The average person lives for about 27,375 days. I am only 18 and I have already had the 10 best days of my life. It sort of seems a little crazy. Now you are probably curious as to what made these 10 days the best, right? Well I can make it simple for you, it is called Birthright. Birthright, or Taglit in Hebrew, is a 10-day trip to Israel for Jewish teens. I went on this trip with KU Hillel in early January and returned feeling like a totally new person. I know it all sounds so cliché, but hear me out.

You become a different person after climbing Masada. You become a different person after floating in the Dead Sea. You become a different person after eating falafel and schwarma for 10 days in a row. And you most definitely become a different person after visiting the Western Wall. I just did all of these things on my trip.
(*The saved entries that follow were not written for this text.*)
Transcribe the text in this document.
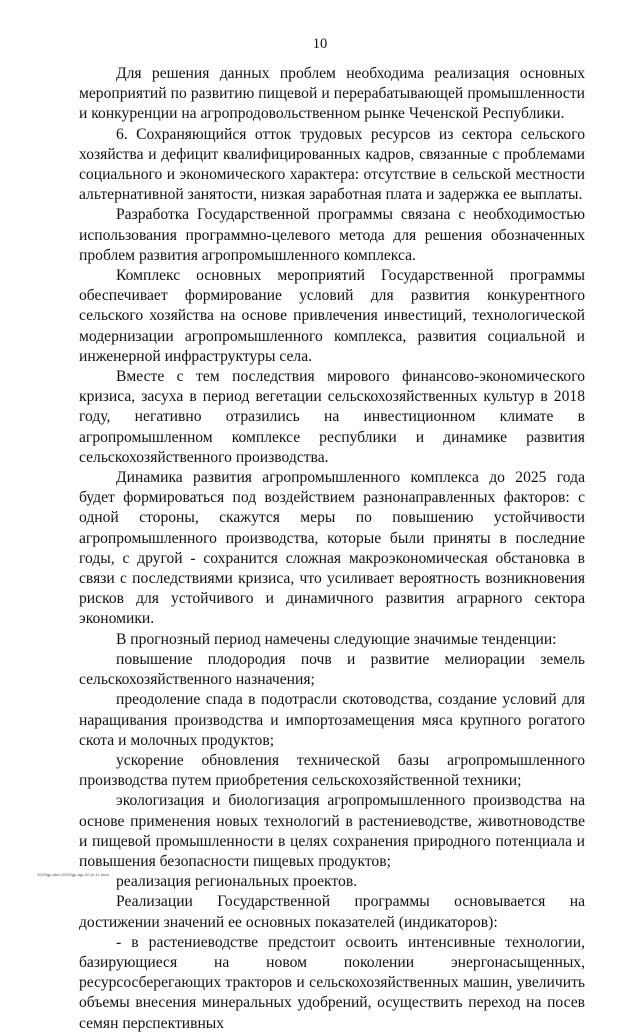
10

Для решения данных проблем необходима реализация основных мероприятий по развитию пищевой и перерабатывающей промышленности и конкуренции на агропродовольственном рынке Чеченской Республики.

6. Сохраняющийся отток трудовых ресурсов из сектора сельского хозяйства и дефицит квалифицированных кадров, связанные с проблемами социального и экономического характера: отсутствие в сельской местности альтернативной занятости, низкая заработная плата и задержка ее выплаты.

Разработка Государственной программы связана с необходимостью использования программно-целевого метода для решения обозначенных проблем развития агропромышленного комплекса.

Комплекс основных мероприятий Государственной программы обеспечивает формирование условий для развития конкурентного сельского хозяйства на основе привлечения инвестиций, технологической модернизации агропромышленного комплекса, развития социальной и инженерной инфраструктуры села.

Вместе с тем последствия мирового финансово-экономического кризиса, засуха в период вегетации сельскохозяйственных культур в 2018 году, негативно отразились на инвестиционном климате в агропромышленном комплексе республики и динамике развития сельскохозяйственного производства.

Динамика развития агропромышленного комплекса до 2025 года будет формироваться под воздействием разнонаправленных факторов: с одной стороны, скажутся меры по повышению устойчивости агропромышленного производства, которые были приняты в последние годы, с другой - сохранится сложная макроэкономическая обстановка в связи с последствиями кризиса, что усиливает вероятность возникновения рисков для устойчивого и динамичного развития аграрного сектора экономики.

В прогнозный период намечены следующие значимые тенденции:

повышение плодородия почв и развитие мелиорации земель сельскохозяйственного назначения;

преодоление спада в подотрасли скотоводства, создание условий для наращивания производства и импортозамещения мяса крупного рогатого скота и молочных продуктов;

ускорение обновления технической базы агропромышленного производства путем приобретения сельскохозяйственной техники;

экологизация и биологизация агропромышленного производства на основе применения новых технологий в растениеводстве, животноводстве и пищевой промышленности в целях сохранения природного потенциала и повышения безопасности пищевых продуктов;

реализация региональных проектов.

Реализации Государственной программы основывается на достижении значений ее основных показателей (индикаторов):

- в растениеводстве предстоит освоить интенсивные технологии, базирующиеся на новом поколении энергонасыщенных, ресурсосберегающих тракторов и сельскохозяйственных машин, увеличить объемы внесения минеральных удобрений, осуществить переход на посев семян перспективных

2019\gp-ahm-2020\gp-agr-02-pr-11.docx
So, if all of these things make me such a different person, then there is absolutely no way that I am the same person that I was before going to Israel. I am different now and I love it.
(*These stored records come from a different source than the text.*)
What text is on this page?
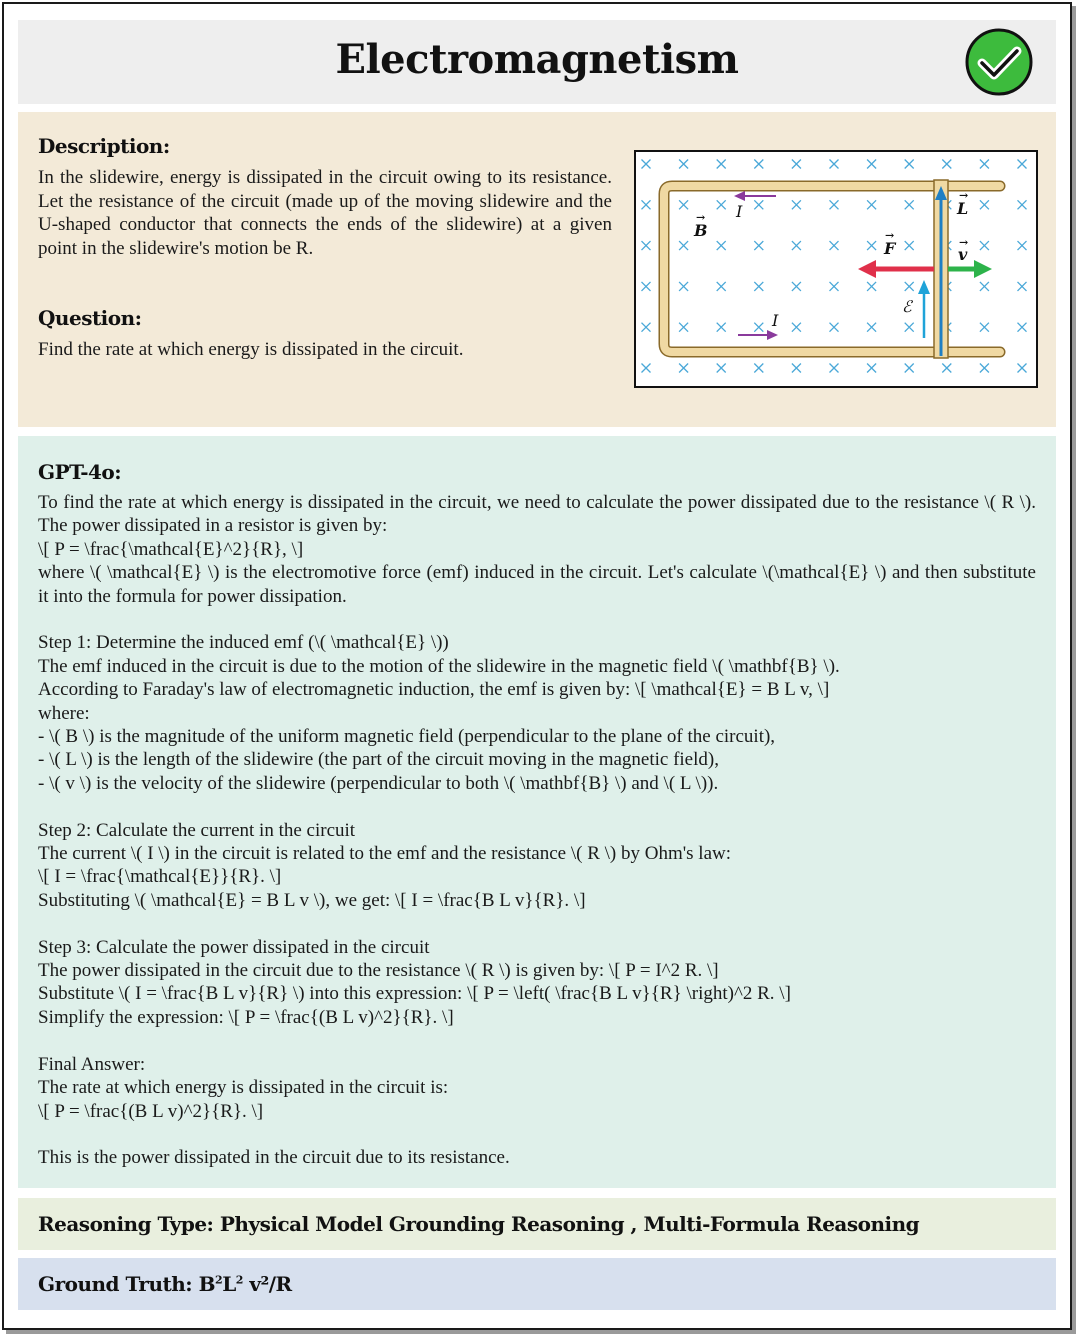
Electromagnetism
Description:
In the slidewire, energy is dissipated in the circuit owing to its resistance. Let the resistance of the circuit (made up of the moving slidewire and the U-shaped conductor that connects the ends of the slidewire) at a given point in the slidewire's motion be R.
Question:
Find the rate at which energy is dissipated in the circuit.
B
L
F	v
→
→
→
→
I
I
ℰ
GPT-4o:

To find the rate at which energy is dissipated in the circuit, we need to calculate the power dissipated due to the resistance \( R \). The power dissipated in a resistor is given by:

\[ P = \frac{\mathcal{E}^2}{R}, \]

where \( \mathcal{E} \) is the electromotive force (emf) induced in the circuit. Let's calculate \(\mathcal{E} \) and then substitute it into the formula for power dissipation.

Step 1: Determine the induced emf (\( \mathcal{E} \))

The emf induced in the circuit is due to the motion of the slidewire in the magnetic field \( \mathbf{B} \).

According to Faraday's law of electromagnetic induction, the emf is given by: \[ \mathcal{E} = B L v, \]

where:

- \( B \) is the magnitude of the uniform magnetic field (perpendicular to the plane of the circuit),

- \( L \) is the length of the slidewire (the part of the circuit moving in the magnetic field),

- \( v \) is the velocity of the slidewire (perpendicular to both \( \mathbf{B} \) and \( L \)).

Step 2: Calculate the current in the circuit

The current \( I \) in the circuit is related to the emf and the resistance \( R \) by Ohm's law:

\[ I = \frac{\mathcal{E}}{R}. \]

Substituting \( \mathcal{E} = B L v \), we get: \[ I = \frac{B L v}{R}. \]

Step 3: Calculate the power dissipated in the circuit

The power dissipated in the circuit due to the resistance \( R \) is given by: \[ P = I^2 R. \]

Substitute \( I = \frac{B L v}{R} \) into this expression: \[ P = \left( \frac{B L v}{R} \right)^2 R. \]

Simplify the expression: \[ P = \frac{(B L v)^2}{R}. \]

Final Answer:

The rate at which energy is dissipated in the circuit is:

\[ P = \frac{(B L v)^2}{R}. \]

This is the power dissipated in the circuit due to its resistance.

Reasoning Type: Physical Model Grounding Reasoning , Multi-Formula Reasoning
Ground Truth: $B^2L^2$ v²/R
Israel taught me to be open to new things. Israel taught me to make friends even when I thought I already have enough. Israel taught me to eat foreign foods and enjoy them. Israel taught me to do things that I would never do at home. Let Israel change you like it did me.

I have never been so affected by something like this in my entire life. I look at the whole world differently now, in a good way. I have 46 new best friends, I have eaten spicy schwarma and burned my lips off, my skin has cringed from all the salt in the Dead Sea, and I have had one of the most impactful experiences of my life.

On one of the first nights of the trip we were each asked what we wanted to get out of being in Israel. My response was that I wanted to cry while I was there. It seems strange, so let me clarify. I am not an emotional person, but I wanted something we were going to do or see in Israel to make me emotional. Nothing got to me and I sort of felt guilty about it.

I have had some time to reflect since we got back and I have come to realize that I did not mean emotional like tears streaming down my face. I think what I meant was that I wanted to feel touched by Israel. I wanted to feel inspired and rejuvenated and I am glad to say that I have accomplished that. It was a new type of emotional experience for me and I would not change it for the world.

While in Israel, Rabbi Neal Schuster, who was one of our group leaders, talked about how participating in Shabbat does not necessarily mean that a person must attend services, all someone has to do is acknowledge it. Light a candle, have some challah at dinner, or say the Shema before bed. What the rabbi said made me recognize how easy it can be to celebrate Shabbat and I look at Judaism differently now because of that.

I am having major Birthright withdrawals because Israel really did change me. I know I will go back and meet again with the Holy Land — I can hardly wait. I know that when I get there, everything will be — as they say in Israel — sababa (everything is all good).

Rebeka Luttinger is a freshman at the University of Kansas majoring in journalism.